Thursday, December 12, 2013

Locke Argues Against Innate Ideas

Locke in his first essay is concerned with statements of fact, and ideas. Statements of fact are also called principles. Ideas on the other hand are things that we have names for. Locke is against the possible existence of innate ideas. Locke’s objections proceed as follows: Firstly, if there were innate ideas, then everyone would assent to them; secondly, there are no principles that everyone assents to, and so thirdly, there are therefore no innate ideas. To further buttress his point, he mentions children and shows how they are born with empty-slate minds, knowing nothing without deriving it from experience first. He also shows that some of the ideas which we might call innate are actually so complex that they need to be analyzed first to be believed. In all his argumentation, Locke repeatedly appeals to the principles of non-contradiction and identity. 

An objection to Locke’s view is that we do not have innate ideas per se, but only innate capacities with which to conceive of innate ideas. Locke rubbishes this view because, if that were the case, then everything we could know would be innate because our capacities are the very ways by which we cogitate and come to know anything at all. For Leibniz, we have an inherent disposition to know and we can come to know things through introspection. In Leibniz’s view, even though experience is important in coming to know things, it is not our basis for actually knowing them. In his view, we can never depend solely on experience in our knowledge of reality, because particular representations of universal realities are limited in number. 

The underpinning consequently of substantial (epistemological) knowledge or truth must be the mind. For Kant, the categories form the epistemological molds by which we have innate appreciation of reality. Recall in this regard what St. Augustine would say: Who in his right mind would send his son to school to learn what the teacher thinks? It is only when the student realizes within himself that truths have been expressed that he comes to believe. In other words, like Leibniz, Augustine is apparently saying that experience alone is not sufficient for knowledge. Locke in any case is arguing for empiricism, and so he grinds the gears of rationalists. He distinguishes between simple and complex ideas; as well as primary and secondary qualities. He also, inter alia, talks about personal identity. His attack on innate ideas is called an attack on nativism. Either by sensation or reflection for Locke, every idea is obtained via experience and nowhere else. Locke is epistemologically conservative.

One of the objections Locke is interested in quelling is the supposed possibility that a child or an idiot can have ideas that they are unaware of. For Locke, it is a contradiction in terms to be both knowledgeable and ignorant at the same time. It is a manifest repugnance to the principle of non-contradiction, which he depends upon in the defense of his ideas. Hence, for Locke, ideas cannot be unconsciously imprinted in the minds of babies before they are born. Another objection Locke seeks to quell is that we get to discover innate ideas by the power of reason. For Locke, we cannot be sure of this, because we cannot effectively distinguish between the truths that come to us later, and those that we suppose are innate, albeit all supposedly obtained via the exercise of reason.
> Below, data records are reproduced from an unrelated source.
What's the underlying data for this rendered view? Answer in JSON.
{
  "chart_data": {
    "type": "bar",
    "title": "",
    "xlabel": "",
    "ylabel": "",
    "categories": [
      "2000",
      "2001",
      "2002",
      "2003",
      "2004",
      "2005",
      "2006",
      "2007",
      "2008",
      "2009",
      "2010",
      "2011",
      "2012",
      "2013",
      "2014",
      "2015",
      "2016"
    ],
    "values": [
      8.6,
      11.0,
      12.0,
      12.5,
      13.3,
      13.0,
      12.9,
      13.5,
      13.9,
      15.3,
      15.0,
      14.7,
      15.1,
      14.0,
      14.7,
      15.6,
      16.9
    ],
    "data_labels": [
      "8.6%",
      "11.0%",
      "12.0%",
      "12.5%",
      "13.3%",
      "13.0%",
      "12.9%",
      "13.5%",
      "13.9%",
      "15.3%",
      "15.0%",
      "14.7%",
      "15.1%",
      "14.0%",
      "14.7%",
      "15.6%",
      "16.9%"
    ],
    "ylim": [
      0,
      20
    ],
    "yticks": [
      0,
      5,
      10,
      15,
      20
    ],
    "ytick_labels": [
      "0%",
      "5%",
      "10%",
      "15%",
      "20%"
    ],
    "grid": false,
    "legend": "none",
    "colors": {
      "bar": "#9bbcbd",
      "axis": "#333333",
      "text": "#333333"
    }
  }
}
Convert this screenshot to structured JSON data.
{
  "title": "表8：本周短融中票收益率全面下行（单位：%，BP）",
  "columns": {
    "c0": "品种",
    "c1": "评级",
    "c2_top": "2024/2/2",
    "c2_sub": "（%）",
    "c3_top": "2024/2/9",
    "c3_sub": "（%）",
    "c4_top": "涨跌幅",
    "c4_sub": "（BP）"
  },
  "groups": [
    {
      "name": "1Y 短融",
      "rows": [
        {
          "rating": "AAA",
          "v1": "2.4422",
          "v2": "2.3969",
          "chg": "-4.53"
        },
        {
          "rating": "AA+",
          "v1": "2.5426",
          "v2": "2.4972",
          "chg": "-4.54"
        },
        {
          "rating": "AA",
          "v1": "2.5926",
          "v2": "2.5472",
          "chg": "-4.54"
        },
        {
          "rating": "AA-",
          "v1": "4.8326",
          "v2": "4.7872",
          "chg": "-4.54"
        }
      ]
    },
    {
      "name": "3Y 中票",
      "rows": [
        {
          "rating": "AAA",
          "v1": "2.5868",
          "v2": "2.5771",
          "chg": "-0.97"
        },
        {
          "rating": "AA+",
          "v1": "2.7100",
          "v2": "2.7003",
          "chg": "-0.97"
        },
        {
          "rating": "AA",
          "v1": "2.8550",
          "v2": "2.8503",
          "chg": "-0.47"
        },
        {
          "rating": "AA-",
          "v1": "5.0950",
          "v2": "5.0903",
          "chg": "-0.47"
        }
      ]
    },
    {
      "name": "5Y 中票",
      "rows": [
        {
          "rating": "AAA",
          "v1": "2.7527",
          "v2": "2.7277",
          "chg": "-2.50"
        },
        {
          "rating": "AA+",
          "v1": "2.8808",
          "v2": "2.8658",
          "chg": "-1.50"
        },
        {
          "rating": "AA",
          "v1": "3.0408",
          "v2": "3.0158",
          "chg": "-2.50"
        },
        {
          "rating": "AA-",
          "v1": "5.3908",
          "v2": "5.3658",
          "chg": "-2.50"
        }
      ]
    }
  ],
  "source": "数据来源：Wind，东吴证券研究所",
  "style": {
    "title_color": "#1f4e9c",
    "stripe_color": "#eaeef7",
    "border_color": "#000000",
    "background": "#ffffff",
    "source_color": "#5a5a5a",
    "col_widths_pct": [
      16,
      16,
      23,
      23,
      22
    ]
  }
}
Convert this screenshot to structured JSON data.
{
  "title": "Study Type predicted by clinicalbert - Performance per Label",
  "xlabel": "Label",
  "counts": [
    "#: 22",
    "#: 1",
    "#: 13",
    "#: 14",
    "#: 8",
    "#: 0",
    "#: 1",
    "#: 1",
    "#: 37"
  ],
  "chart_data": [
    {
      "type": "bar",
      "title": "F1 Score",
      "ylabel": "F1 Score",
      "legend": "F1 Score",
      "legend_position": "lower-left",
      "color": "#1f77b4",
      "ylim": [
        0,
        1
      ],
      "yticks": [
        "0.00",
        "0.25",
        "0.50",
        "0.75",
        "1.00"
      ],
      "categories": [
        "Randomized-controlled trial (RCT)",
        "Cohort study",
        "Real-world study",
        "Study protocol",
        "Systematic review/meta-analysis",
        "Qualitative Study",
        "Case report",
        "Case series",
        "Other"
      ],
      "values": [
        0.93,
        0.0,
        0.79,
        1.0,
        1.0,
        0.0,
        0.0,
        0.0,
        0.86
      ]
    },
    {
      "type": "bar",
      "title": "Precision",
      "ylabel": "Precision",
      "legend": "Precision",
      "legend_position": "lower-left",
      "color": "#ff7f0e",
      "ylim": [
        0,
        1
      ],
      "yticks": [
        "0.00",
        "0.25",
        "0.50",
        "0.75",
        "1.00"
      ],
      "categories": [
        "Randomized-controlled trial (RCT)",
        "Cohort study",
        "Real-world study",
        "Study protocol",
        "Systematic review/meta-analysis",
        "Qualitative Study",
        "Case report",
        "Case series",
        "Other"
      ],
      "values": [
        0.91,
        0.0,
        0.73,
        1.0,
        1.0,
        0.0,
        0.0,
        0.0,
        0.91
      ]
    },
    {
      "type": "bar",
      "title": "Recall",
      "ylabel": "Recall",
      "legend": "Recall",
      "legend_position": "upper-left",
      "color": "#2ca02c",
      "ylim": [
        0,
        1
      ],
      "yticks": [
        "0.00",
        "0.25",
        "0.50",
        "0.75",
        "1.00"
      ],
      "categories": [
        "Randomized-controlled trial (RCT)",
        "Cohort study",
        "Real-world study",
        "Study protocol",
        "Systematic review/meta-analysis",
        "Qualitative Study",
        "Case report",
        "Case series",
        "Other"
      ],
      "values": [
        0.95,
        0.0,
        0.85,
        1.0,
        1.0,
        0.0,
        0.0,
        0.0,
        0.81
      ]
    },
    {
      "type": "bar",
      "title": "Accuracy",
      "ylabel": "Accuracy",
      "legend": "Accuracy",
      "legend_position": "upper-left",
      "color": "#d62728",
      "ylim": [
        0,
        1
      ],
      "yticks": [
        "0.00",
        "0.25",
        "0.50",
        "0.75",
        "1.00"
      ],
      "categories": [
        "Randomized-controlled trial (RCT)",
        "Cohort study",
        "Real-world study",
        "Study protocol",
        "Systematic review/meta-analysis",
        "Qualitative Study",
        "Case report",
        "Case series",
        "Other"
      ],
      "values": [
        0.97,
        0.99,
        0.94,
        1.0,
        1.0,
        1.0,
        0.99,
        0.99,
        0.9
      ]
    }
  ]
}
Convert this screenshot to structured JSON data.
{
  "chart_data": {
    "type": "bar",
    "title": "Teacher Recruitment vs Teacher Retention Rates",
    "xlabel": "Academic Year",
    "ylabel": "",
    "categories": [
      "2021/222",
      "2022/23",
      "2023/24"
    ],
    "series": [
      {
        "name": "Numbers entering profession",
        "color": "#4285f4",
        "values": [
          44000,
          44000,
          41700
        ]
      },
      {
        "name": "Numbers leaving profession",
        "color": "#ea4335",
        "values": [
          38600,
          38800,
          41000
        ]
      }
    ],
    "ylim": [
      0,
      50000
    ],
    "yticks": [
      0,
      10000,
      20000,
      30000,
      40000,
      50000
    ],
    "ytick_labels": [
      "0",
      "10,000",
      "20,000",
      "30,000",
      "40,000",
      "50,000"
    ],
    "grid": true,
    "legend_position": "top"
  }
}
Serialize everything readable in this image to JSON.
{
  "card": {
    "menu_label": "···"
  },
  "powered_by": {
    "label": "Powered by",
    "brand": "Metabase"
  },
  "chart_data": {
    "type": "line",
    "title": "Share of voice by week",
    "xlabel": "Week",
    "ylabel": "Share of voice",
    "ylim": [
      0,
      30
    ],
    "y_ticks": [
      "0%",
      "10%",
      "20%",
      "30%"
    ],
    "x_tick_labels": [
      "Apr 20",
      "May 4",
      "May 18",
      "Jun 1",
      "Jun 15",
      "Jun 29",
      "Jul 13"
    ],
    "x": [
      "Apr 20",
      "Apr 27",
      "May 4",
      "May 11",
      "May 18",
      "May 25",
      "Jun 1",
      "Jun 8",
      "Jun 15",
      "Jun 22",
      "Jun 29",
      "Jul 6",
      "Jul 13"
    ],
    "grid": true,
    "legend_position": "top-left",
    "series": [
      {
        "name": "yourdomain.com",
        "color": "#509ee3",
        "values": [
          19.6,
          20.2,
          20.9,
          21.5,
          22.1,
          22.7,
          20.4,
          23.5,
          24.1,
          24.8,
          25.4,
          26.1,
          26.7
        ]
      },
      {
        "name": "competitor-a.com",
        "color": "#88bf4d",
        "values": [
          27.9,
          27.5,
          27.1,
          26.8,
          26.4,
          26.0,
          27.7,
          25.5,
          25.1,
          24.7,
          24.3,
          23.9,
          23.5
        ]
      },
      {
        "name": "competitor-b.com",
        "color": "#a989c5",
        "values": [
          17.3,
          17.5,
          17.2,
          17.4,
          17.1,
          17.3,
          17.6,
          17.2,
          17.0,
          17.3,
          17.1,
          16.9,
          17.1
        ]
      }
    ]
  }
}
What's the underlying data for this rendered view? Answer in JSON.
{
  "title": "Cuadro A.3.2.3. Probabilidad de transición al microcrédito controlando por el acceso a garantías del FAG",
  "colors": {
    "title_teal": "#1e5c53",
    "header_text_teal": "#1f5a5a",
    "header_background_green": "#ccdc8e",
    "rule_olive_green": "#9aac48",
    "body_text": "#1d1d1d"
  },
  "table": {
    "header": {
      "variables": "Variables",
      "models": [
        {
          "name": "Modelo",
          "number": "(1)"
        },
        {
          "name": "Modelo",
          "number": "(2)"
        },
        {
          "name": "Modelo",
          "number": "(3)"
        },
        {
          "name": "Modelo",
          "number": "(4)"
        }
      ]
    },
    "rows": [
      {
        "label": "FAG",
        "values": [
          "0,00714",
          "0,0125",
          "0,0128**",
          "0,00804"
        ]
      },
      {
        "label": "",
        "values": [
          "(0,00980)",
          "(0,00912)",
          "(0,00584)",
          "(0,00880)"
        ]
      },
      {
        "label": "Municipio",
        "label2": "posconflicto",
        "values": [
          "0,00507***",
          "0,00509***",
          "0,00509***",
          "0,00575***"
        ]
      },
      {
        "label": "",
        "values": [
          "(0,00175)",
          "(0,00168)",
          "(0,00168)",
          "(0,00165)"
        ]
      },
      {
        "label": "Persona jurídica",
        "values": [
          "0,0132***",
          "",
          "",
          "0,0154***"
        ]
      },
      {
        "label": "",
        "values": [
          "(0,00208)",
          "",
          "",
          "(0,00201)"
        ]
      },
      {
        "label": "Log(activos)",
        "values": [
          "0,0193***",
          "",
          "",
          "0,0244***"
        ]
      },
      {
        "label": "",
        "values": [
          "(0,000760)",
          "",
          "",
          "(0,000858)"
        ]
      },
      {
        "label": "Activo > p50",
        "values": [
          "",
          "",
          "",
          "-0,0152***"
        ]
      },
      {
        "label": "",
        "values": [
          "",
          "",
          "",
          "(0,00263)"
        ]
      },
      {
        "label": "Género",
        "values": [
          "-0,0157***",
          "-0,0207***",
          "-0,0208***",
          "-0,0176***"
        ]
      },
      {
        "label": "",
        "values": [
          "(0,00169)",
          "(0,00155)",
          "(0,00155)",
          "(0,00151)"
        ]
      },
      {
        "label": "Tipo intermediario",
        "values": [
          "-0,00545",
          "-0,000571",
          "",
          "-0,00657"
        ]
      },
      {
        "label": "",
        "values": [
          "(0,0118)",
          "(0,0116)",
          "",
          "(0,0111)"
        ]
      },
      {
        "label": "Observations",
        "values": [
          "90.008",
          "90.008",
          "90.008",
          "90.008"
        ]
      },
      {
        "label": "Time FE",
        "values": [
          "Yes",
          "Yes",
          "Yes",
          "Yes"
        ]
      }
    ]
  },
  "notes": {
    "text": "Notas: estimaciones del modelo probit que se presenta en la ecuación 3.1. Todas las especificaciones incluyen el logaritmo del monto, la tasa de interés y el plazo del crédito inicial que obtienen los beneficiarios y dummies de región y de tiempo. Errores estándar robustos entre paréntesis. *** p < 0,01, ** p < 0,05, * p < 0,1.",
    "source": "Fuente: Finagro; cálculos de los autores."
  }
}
I think that a possible weakness of Locke’s argument is to ground innate ideas on universal assent. Can there not be innate ideas that are not necessarily shared by everyone, perhaps a worldview dependent on a demographic orientation? Besides, babies are unable to communicate and so it is impossible tell for sure if they have ideas or not. Notice in any case that Locke’s views remain in sharp contrast with the views of the rationalists. Where Descartes and other rationalists would distrust the knowledge sourced via the senses, Locke seems to be affording this sort of knowledge a pride of place. As far back of Plato, the dichotomy of body (sensation) and spirit (rationality) has been clearly enunciated. Descartes and Berkeley (an idealist) side with Plato, where Locke would more easily tolerate Aristotle’s views than theirs.